Incumbents must absorb disruptive forces
Being an incumbent and established player is a natural advantage in the re/insurance market, but only when combined with a receptive approach to disruptive newcomers, according to panellists in Guy Carpenter’s Symposium at Baden-Baden on Sunday.
Panellists James Nash, president, international, Guy Carpenter; Joachim Wenning, chairman of the board of management, Munich Re; Adrian Jones, head of strategy & development, SCOR P&C; and Luca Albertini, CEO of Leadenhall Capital Partners, agreed that incumbents’ staying power is strengthened when they identify and absorb disruptive capabilities.
Albertini added that it is important to choose carefully when deciding which innovators to partner with. “You need to have your own track record and then identify the initiatives you want to partner with—a lot of people are good at ideas but one good idea may be a weak competitive point,” he said.

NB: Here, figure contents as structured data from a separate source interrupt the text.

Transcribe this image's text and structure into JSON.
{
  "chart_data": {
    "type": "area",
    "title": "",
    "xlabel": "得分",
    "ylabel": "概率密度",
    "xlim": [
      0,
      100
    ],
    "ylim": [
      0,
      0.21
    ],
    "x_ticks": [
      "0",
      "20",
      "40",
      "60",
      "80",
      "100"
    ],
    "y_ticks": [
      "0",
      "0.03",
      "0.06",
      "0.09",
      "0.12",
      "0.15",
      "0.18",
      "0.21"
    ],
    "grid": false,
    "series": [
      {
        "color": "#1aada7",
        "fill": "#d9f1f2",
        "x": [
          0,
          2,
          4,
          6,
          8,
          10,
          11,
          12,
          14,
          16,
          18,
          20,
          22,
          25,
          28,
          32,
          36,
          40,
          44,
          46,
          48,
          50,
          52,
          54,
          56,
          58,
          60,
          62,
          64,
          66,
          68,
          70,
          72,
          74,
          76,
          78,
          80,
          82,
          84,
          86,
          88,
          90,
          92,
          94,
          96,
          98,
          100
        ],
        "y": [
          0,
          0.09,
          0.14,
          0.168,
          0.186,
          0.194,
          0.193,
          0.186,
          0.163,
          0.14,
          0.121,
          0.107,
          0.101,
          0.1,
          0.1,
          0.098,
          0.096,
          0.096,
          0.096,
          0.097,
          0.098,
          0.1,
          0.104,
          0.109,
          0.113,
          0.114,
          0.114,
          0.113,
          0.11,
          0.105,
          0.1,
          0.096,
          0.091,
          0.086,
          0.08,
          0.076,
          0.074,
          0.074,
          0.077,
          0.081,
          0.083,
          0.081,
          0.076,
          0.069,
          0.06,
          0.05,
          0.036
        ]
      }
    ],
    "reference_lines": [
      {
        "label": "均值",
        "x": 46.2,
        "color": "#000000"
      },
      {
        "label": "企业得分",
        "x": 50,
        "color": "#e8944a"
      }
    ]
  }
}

Following on, the panel agreed that legacy systems can put incumbents at a disadvantage unless they invest in improving them. More broadly, they agreed that incumbents need to continually drive change within their organisations, making innovation very much an activity the whole company is involved with rather than the remit of a single department.
“There is so much innovation being driven through our existing underwriters who are constantly coming up with new ideas based on things they have observed in the marketplace,” said Jones.
The panel then discussed the effects of recent nat cat losses, in particular how they will be felt in the January 1 renewals.
Nash said it remains to be seen how the losses will hit individual players, but he hopes that reinsurers will approach the renewals on a case-by-case basis.
“We don’t know how the losses will fall on the industry—they will be asymmetric; it will be a capital event for some market participants but probably not for others,” he said. “I hope reinsurers will behave rationally towards the renewals, not having a broad-brush approach but treating each customer differently.”
Wenning added that with insured losses from Harvey, Irma and Maria adding up to $100 billion, the industry will clearly be taking steps to earn back its assets.
“If that is not possible after such events the industry will have become less attractive than it was thought to be and the shareholders will have concerns. An appropriate balance can only be one where we earn this back—how much back and how quickly, I cannot predict.”